Bei aufrechtem Bestand einer Zustellbevollmächtigung kann - wie sich aus § 9 Abs. 1 Satz 1 des Zustellgesetzes ergibt - nicht an die Partei selbst rechtswirksam zugestellt werden. Dies bedeutet auch, daß die Behebung des an den Ehegatten der Beschwerdeführerin als Zustellbevollmächtigten adressierten, eigenhändig zuzustellenden und hinterlegten erstinstanzlichen Bescheid durch die Beschwerdeführerin selbst (zu welchem Zeitpunkt auch immer) nicht die Wirkung der Zustellung begründen konnte. Im Beschwerdefall kann daher dahingestellt bleiben, ob das von der belangten Behörde zur Frage geführte Ermittlungsverfahren, wann der Beschwerdeführerin selbst der Bescheid der Behörde erster Instanz zugekommen ist, fehlerhaft geblieben ist oder nicht, weil es für die Klärung der Rechtzeitigkeit der von der Beschwerdeführerin erhobenen Berufung ohne rechtliche Bedeutung ist.

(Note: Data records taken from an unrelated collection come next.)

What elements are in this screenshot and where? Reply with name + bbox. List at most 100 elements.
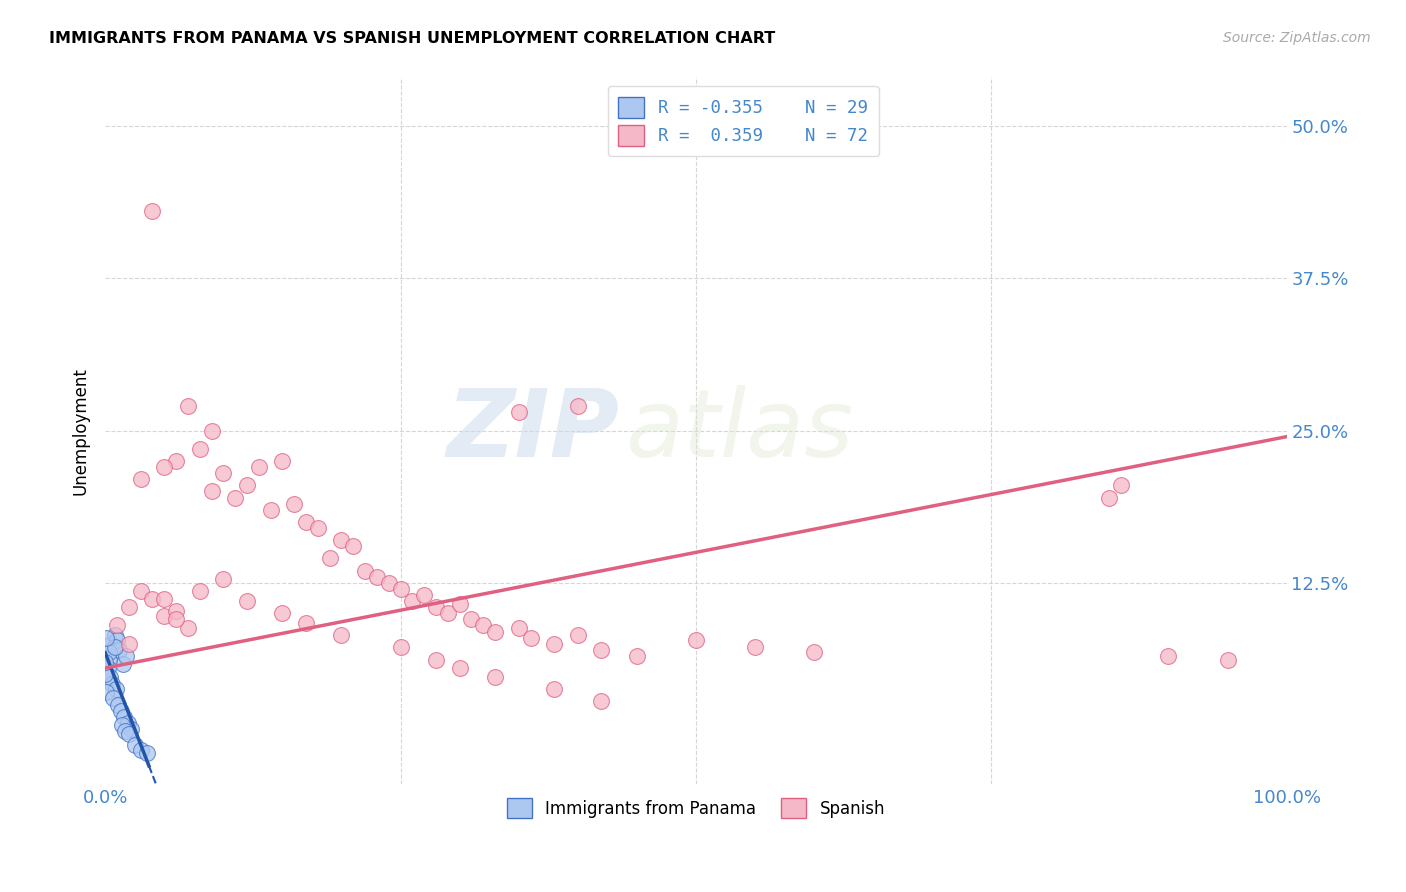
Point <box>97 652 120 666</box>
Point <box>108 642 131 657</box>
Point <box>129 472 152 486</box>
Point <box>177 621 200 635</box>
Point <box>389 582 412 596</box>
Point <box>567 628 589 642</box>
Point <box>118 600 141 615</box>
Point <box>104 640 127 655</box>
Point <box>101 677 124 691</box>
Point <box>114 724 136 739</box>
Point <box>112 710 135 724</box>
Point <box>98 669 121 683</box>
Point <box>129 742 152 756</box>
Point <box>165 604 187 618</box>
Point <box>111 718 134 732</box>
Point <box>105 618 128 632</box>
Point <box>295 615 318 630</box>
Point <box>449 661 471 675</box>
Point <box>449 597 471 611</box>
Point <box>177 399 200 413</box>
Text: IMMIGRANTS FROM PANAMA VS SPANISH UNEMPLOYMENT CORRELATION CHART: IMMIGRANTS FROM PANAMA VS SPANISH UNEMPL… <box>49 31 776 46</box>
Point <box>271 606 294 620</box>
Point <box>401 594 423 608</box>
Text: ZIP: ZIP <box>446 384 619 476</box>
Point <box>484 669 506 683</box>
Point <box>247 460 270 475</box>
Point <box>103 691 125 706</box>
Point <box>803 645 825 659</box>
Point <box>543 637 565 651</box>
Point <box>460 612 482 626</box>
Point <box>626 648 648 663</box>
Point <box>366 570 388 584</box>
Point <box>236 594 259 608</box>
Point <box>153 591 176 606</box>
Point <box>508 621 530 635</box>
Point <box>200 424 222 438</box>
Point <box>436 606 458 620</box>
Point <box>330 533 353 548</box>
Point <box>591 642 613 657</box>
Point <box>224 491 246 505</box>
Point <box>295 515 318 529</box>
Point <box>104 681 127 696</box>
Text: atlas: atlas <box>626 385 853 476</box>
Point <box>519 631 541 645</box>
Point <box>118 727 141 741</box>
Point <box>165 612 187 626</box>
Point <box>472 618 495 632</box>
Legend: Immigrants from Panama, Spanish: Immigrants from Panama, Spanish <box>501 791 891 825</box>
Point <box>100 637 122 651</box>
Point <box>1157 648 1180 663</box>
Point <box>543 681 565 696</box>
Point <box>188 442 211 456</box>
Point <box>1109 478 1132 492</box>
Point <box>389 640 412 655</box>
Point <box>354 564 377 578</box>
Point <box>105 633 128 648</box>
Point <box>107 698 129 712</box>
Point <box>685 633 707 648</box>
Point <box>212 467 235 481</box>
Point <box>236 478 259 492</box>
Point <box>413 588 436 602</box>
Point <box>307 521 329 535</box>
Point <box>330 628 353 642</box>
Point <box>104 628 127 642</box>
Point <box>97 661 120 675</box>
Text: Source: ZipAtlas.com: Source: ZipAtlas.com <box>1223 31 1371 45</box>
Point <box>1098 491 1121 505</box>
Point <box>153 460 176 475</box>
Point <box>484 624 506 639</box>
Point <box>110 704 132 718</box>
Point <box>283 497 305 511</box>
Point <box>200 484 222 499</box>
Point <box>591 694 613 708</box>
Point <box>1216 652 1239 666</box>
Point <box>111 657 134 672</box>
Point <box>377 575 399 590</box>
Point <box>96 685 118 699</box>
Point <box>271 454 294 468</box>
Point <box>115 648 138 663</box>
Point <box>94 655 117 669</box>
Point <box>188 584 211 599</box>
Point <box>118 637 141 651</box>
Point <box>425 600 447 615</box>
Point <box>124 738 146 752</box>
Point <box>135 746 157 760</box>
Point <box>508 405 530 419</box>
Point <box>318 551 340 566</box>
Point <box>141 591 163 606</box>
Point <box>96 631 118 645</box>
Point <box>259 502 281 516</box>
Point <box>165 454 187 468</box>
Point <box>744 640 766 655</box>
Point <box>567 399 589 413</box>
Point <box>212 572 235 586</box>
Point <box>94 667 117 681</box>
Y-axis label: Unemployment: Unemployment <box>72 367 89 494</box>
Point <box>425 652 447 666</box>
Point <box>342 539 364 553</box>
Point <box>129 584 152 599</box>
Point <box>141 204 163 219</box>
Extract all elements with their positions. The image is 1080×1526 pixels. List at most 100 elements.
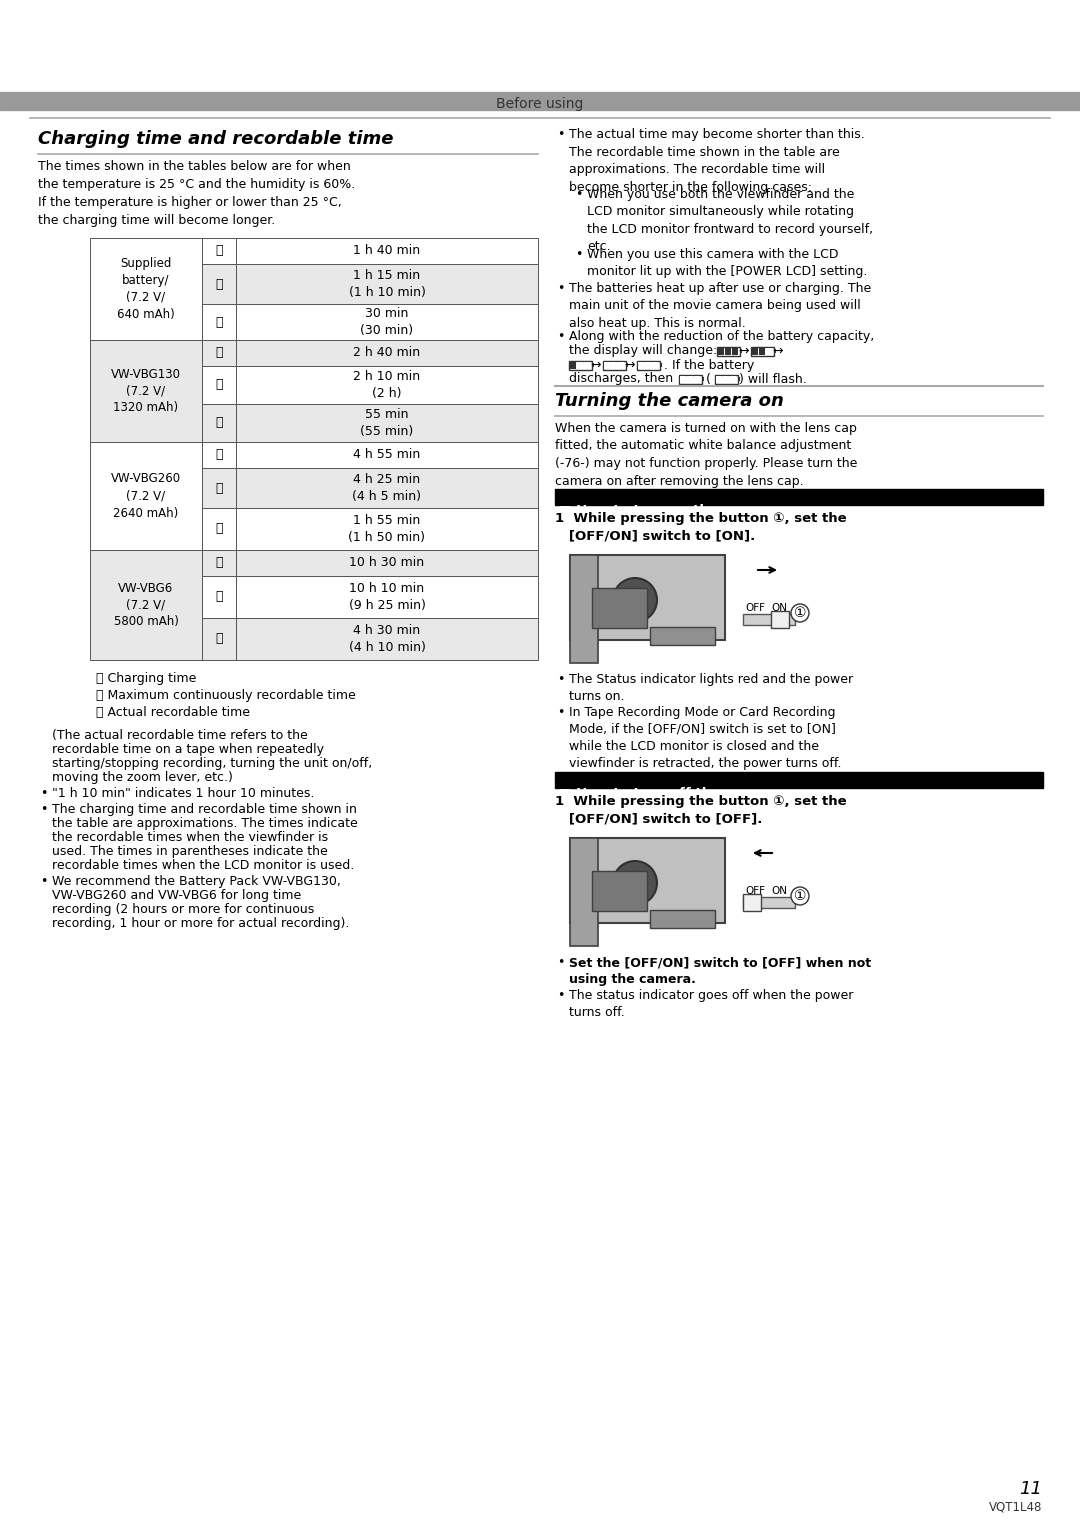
Bar: [687, 375, 693, 383]
Bar: [771, 610, 789, 629]
Bar: [0, 92, 1080, 110]
Bar: [743, 613, 795, 626]
Text: 10 h 30 min: 10 h 30 min: [350, 557, 424, 569]
Bar: [650, 909, 715, 928]
Bar: [577, 362, 583, 368]
Text: OFF: OFF: [745, 603, 765, 613]
Bar: [738, 377, 740, 382]
Text: 30 min
(30 min): 30 min (30 min): [361, 307, 414, 337]
Text: 1 h 40 min: 1 h 40 min: [353, 244, 420, 258]
Bar: [237, 549, 538, 575]
Text: Ⓐ: Ⓐ: [215, 557, 222, 569]
Bar: [202, 618, 237, 661]
Text: ON: ON: [771, 603, 787, 613]
Text: •: •: [557, 707, 565, 719]
Text: •: •: [40, 787, 48, 800]
Text: 1  While pressing the button ①, set the
   [OFF/ON] switch to [ON].: 1 While pressing the button ①, set the […: [555, 513, 847, 542]
Text: the recordable times when the viewfinder is: the recordable times when the viewfinder…: [52, 832, 328, 844]
Text: Ⓒ: Ⓒ: [215, 316, 222, 328]
Bar: [202, 468, 237, 508]
Bar: [237, 264, 538, 304]
Circle shape: [791, 604, 809, 623]
Text: The Status indicator lights red and the power
turns on.: The Status indicator lights red and the …: [569, 673, 853, 703]
Text: The batteries heat up after use or charging. The
main unit of the movie camera b: The batteries heat up after use or charg…: [569, 282, 872, 330]
Text: Ⓐ Charging time: Ⓐ Charging time: [96, 671, 197, 685]
Text: Before using: Before using: [497, 98, 583, 111]
Bar: [759, 348, 765, 354]
Bar: [202, 238, 237, 264]
Text: 55 min
(55 min): 55 min (55 min): [361, 407, 414, 438]
Text: We recommend the Battery Pack VW-VBG130,: We recommend the Battery Pack VW-VBG130,: [52, 874, 341, 888]
Text: The charging time and recordable time shown in: The charging time and recordable time sh…: [52, 803, 356, 816]
Text: Along with the reduction of the battery capacity,: Along with the reduction of the battery …: [569, 330, 874, 343]
Text: the table are approximations. The times indicate: the table are approximations. The times …: [52, 816, 357, 830]
Text: 4 h 25 min
(4 h 5 min): 4 h 25 min (4 h 5 min): [352, 473, 421, 504]
Text: Ⓑ: Ⓑ: [215, 378, 222, 392]
Bar: [611, 362, 617, 368]
Bar: [237, 404, 538, 443]
Text: VW-VBG260 and VW-VBG6 for long time: VW-VBG260 and VW-VBG6 for long time: [52, 890, 301, 902]
Bar: [723, 375, 729, 383]
Bar: [202, 443, 237, 468]
Bar: [774, 349, 777, 353]
Bar: [237, 366, 538, 404]
Bar: [584, 362, 590, 368]
Circle shape: [791, 887, 809, 905]
Bar: [694, 375, 700, 383]
Bar: [569, 360, 592, 369]
Bar: [702, 377, 704, 382]
Bar: [237, 304, 538, 340]
Bar: [202, 575, 237, 618]
Text: ON: ON: [771, 887, 787, 896]
Bar: [202, 340, 237, 366]
Text: Set the [OFF/ON] switch to [OFF] when not
using the camera.: Set the [OFF/ON] switch to [OFF] when no…: [569, 955, 872, 986]
Text: OFF: OFF: [745, 887, 765, 896]
Text: 2 h 10 min
(2 h): 2 h 10 min (2 h): [353, 369, 420, 400]
Bar: [555, 772, 1043, 787]
Bar: [237, 443, 538, 468]
Bar: [740, 349, 742, 353]
Text: Charging time and recordable time: Charging time and recordable time: [38, 130, 393, 148]
Bar: [637, 360, 660, 369]
Text: The actual time may become shorter than this.
The recordable time shown in the t: The actual time may become shorter than …: [569, 128, 865, 194]
Text: (: (: [706, 372, 711, 386]
Text: 2 h 40 min: 2 h 40 min: [353, 346, 420, 360]
Text: In Tape Recording Mode or Card Recording
Mode, if the [OFF/ON] switch is set to : In Tape Recording Mode or Card Recording…: [569, 707, 841, 771]
Text: 11: 11: [1020, 1480, 1042, 1499]
Circle shape: [613, 578, 657, 623]
Bar: [90, 549, 202, 661]
Text: the display will change:: the display will change:: [569, 343, 717, 357]
Text: When you use this camera with the LCD
monitor lit up with the [POWER LCD] settin: When you use this camera with the LCD mo…: [588, 249, 867, 279]
Bar: [570, 555, 598, 662]
Text: ①: ①: [794, 890, 807, 903]
Bar: [237, 340, 538, 366]
Bar: [592, 363, 594, 366]
Text: •: •: [575, 188, 582, 201]
Text: •: •: [557, 955, 565, 969]
Text: Ⓒ: Ⓒ: [215, 632, 222, 645]
Bar: [237, 618, 538, 661]
Text: 4 h 30 min
(4 h 10 min): 4 h 30 min (4 h 10 min): [349, 624, 426, 655]
Text: recording (2 hours or more for continuous: recording (2 hours or more for continuou…: [52, 903, 314, 916]
Text: ①: ①: [794, 606, 807, 620]
Text: •: •: [557, 330, 565, 343]
Bar: [752, 348, 758, 354]
Text: 1  While pressing the button ①, set the
   [OFF/ON] switch to [OFF].: 1 While pressing the button ①, set the […: [555, 795, 847, 826]
Bar: [90, 238, 202, 340]
Bar: [766, 348, 772, 354]
Text: •: •: [557, 989, 565, 1003]
Bar: [570, 362, 576, 368]
Circle shape: [623, 871, 647, 896]
Text: Ⓐ: Ⓐ: [215, 346, 222, 360]
Text: The status indicator goes off when the power
turns off.: The status indicator goes off when the p…: [569, 989, 853, 1019]
Bar: [202, 404, 237, 443]
Bar: [237, 468, 538, 508]
Text: VW-VBG260
(7.2 V/
2640 mAh): VW-VBG260 (7.2 V/ 2640 mAh): [111, 473, 181, 519]
Bar: [570, 555, 725, 639]
Text: discharges, then: discharges, then: [569, 372, 673, 385]
Text: Ⓒ: Ⓒ: [215, 522, 222, 536]
Text: Ⓑ Maximum continuously recordable time: Ⓑ Maximum continuously recordable time: [96, 690, 355, 702]
Text: •: •: [40, 803, 48, 816]
Bar: [638, 362, 644, 368]
Text: . If the battery: . If the battery: [664, 359, 754, 371]
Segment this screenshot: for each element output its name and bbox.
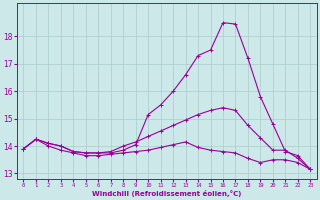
X-axis label: Windchill (Refroidissement éolien,°C): Windchill (Refroidissement éolien,°C): [92, 190, 242, 197]
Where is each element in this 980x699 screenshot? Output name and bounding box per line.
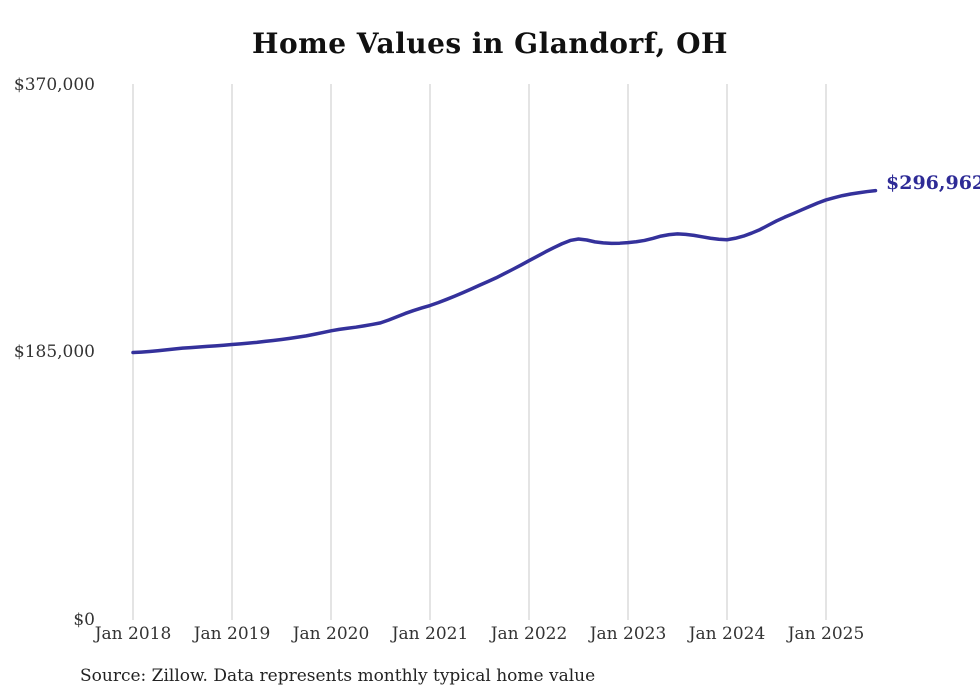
latest-value-label: $296,962 — [886, 172, 980, 194]
y-tick-0: $0 — [73, 610, 95, 630]
gridlines — [132, 84, 827, 620]
y-tick-185000: $185,000 — [13, 342, 95, 362]
x-tick-jan-2018: Jan 2018 — [94, 624, 172, 644]
y-tick-370000: $370,000 — [13, 75, 95, 95]
x-tick-jan-2024: Jan 2024 — [688, 624, 766, 644]
x-tick-jan-2020: Jan 2020 — [292, 624, 370, 644]
x-tick-jan-2022: Jan 2022 — [490, 624, 568, 644]
x-tick-jan-2023: Jan 2023 — [589, 624, 667, 644]
home-value-line — [131, 188, 878, 355]
source-note: Source: Zillow. Data represents monthly … — [80, 666, 596, 686]
x-tick-jan-2019: Jan 2019 — [193, 624, 271, 644]
x-tick-jan-2021: Jan 2021 — [391, 624, 469, 644]
chart-title: Home Values in Glandorf, OH — [251, 27, 728, 60]
x-tick-jan-2025: Jan 2025 — [787, 624, 865, 644]
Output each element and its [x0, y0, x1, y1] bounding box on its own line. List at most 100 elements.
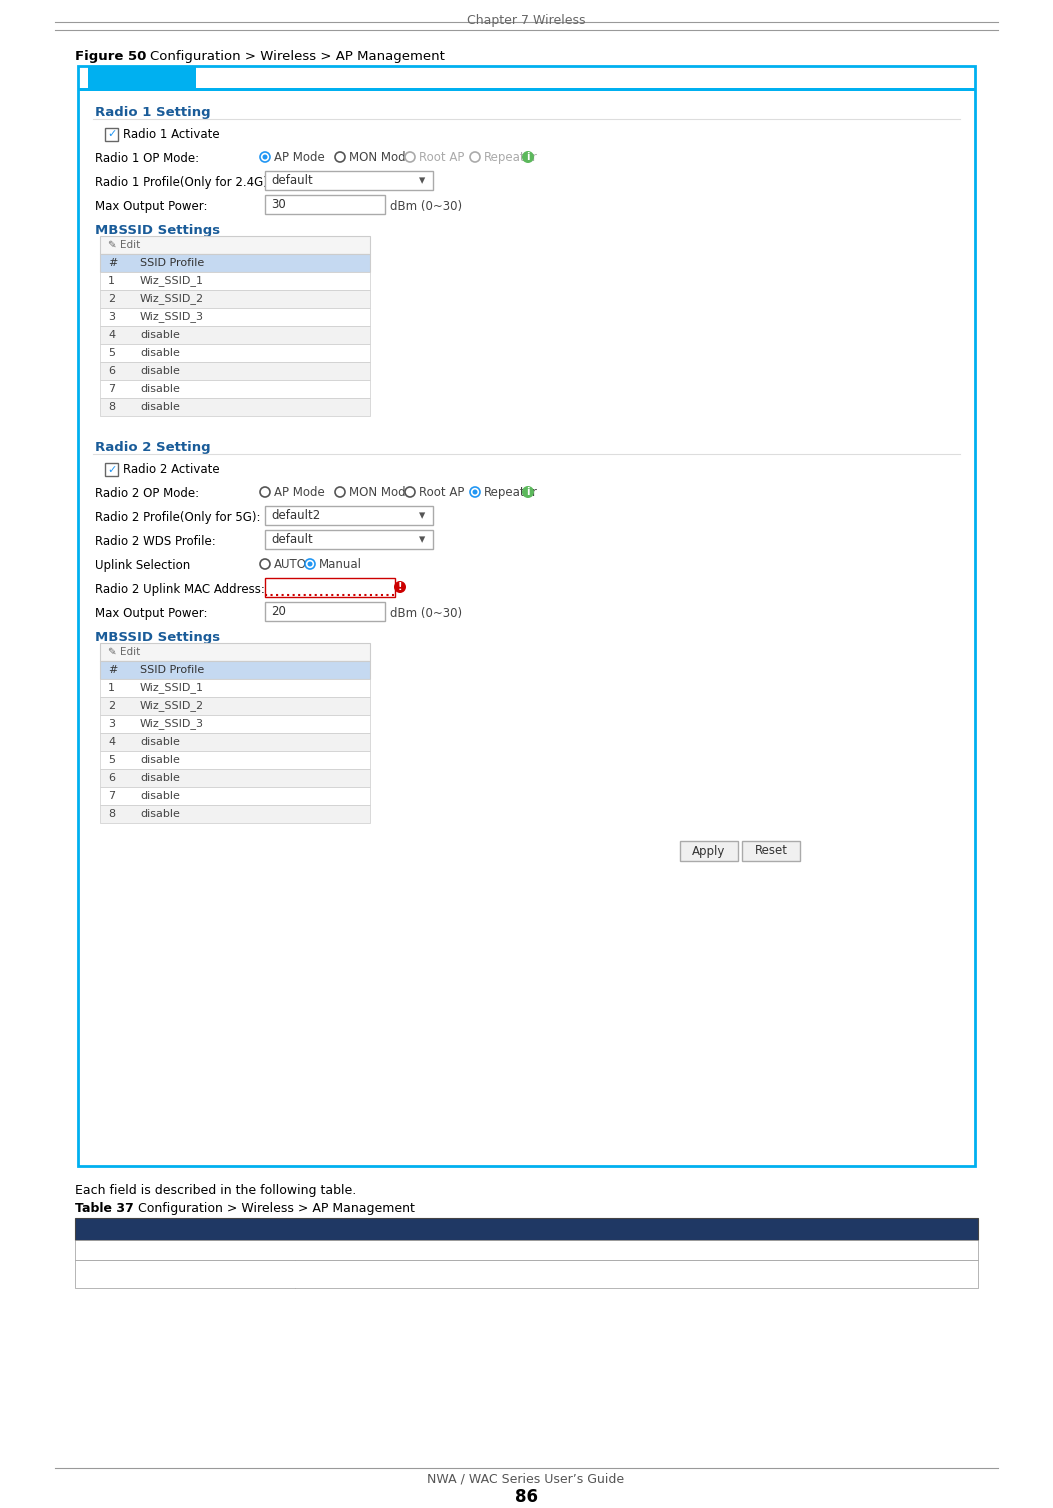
Circle shape [335, 487, 345, 498]
Bar [100, 787, 370, 805]
Text: ✓: ✓ [107, 464, 117, 475]
Text: #: # [108, 258, 117, 268]
Bar [265, 602, 385, 621]
Text: disable: disable [140, 330, 180, 339]
Text: #: # [108, 665, 117, 676]
Text: 6: 6 [108, 774, 115, 783]
Bar [100, 253, 370, 271]
Bar [680, 841, 738, 861]
Text: disable: disable [140, 792, 180, 801]
Text: disable: disable [140, 774, 180, 783]
Bar [265, 170, 433, 190]
Bar [78, 87, 975, 90]
Circle shape [473, 490, 477, 495]
Text: ▾: ▾ [419, 510, 425, 522]
Text: MON Mode: MON Mode [349, 151, 413, 164]
Bar [75, 1240, 978, 1261]
Bar [100, 308, 370, 326]
Text: Radio 1 Setting: Radio 1 Setting [95, 106, 211, 119]
Text: disable: disable [140, 348, 180, 357]
Text: 6: 6 [108, 366, 115, 375]
Text: Wiz_SSID_3: Wiz_SSID_3 [140, 718, 204, 730]
Bar [100, 697, 370, 715]
Text: 7: 7 [108, 792, 115, 801]
Text: 2: 2 [108, 294, 115, 305]
Bar [100, 235, 370, 253]
Text: LABEL: LABEL [82, 1224, 125, 1237]
Circle shape [522, 151, 534, 163]
Bar [100, 769, 370, 787]
Text: disable: disable [140, 403, 180, 412]
Text: ✎ Edit: ✎ Edit [108, 647, 140, 657]
Text: ▾: ▾ [419, 532, 425, 546]
Circle shape [307, 561, 313, 567]
Text: Max Output Power:: Max Output Power: [95, 201, 207, 213]
Text: Radio 2 Uplink MAC Address:: Radio 2 Uplink MAC Address: [95, 584, 265, 596]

Da die Behörde - ausgehend von einer rechtsirrigen Auffassung, wer als Empfänger des erstinstanzlichen Bescheides anzusehen war - die oben dargelegten Ermittlungen unterlassen hat, auf Grund derer erst festgestellt werden kann, wann dieser Bescheid rechtswirksam zugestellt wurde, und daher ab wann die Berufungsfrist zu laufen begonnen hat, war der angefochtene Bescheid wegen Rechtswidrigkeit seines Inhaltes gemäß § 42 Abs. 2 Z. 1 VwGG aufzuheben.
Die Entscheidung über den Aufwandersatz gründet sich auf die §§ 47 und 48 Abs. 1 Z. 1 und 2 VwGG in Verbindung mit Art. I A Z. 1 der Pauschalierungsverordnung des Bundeskanzlers, BGBl. Nr. 104/1991.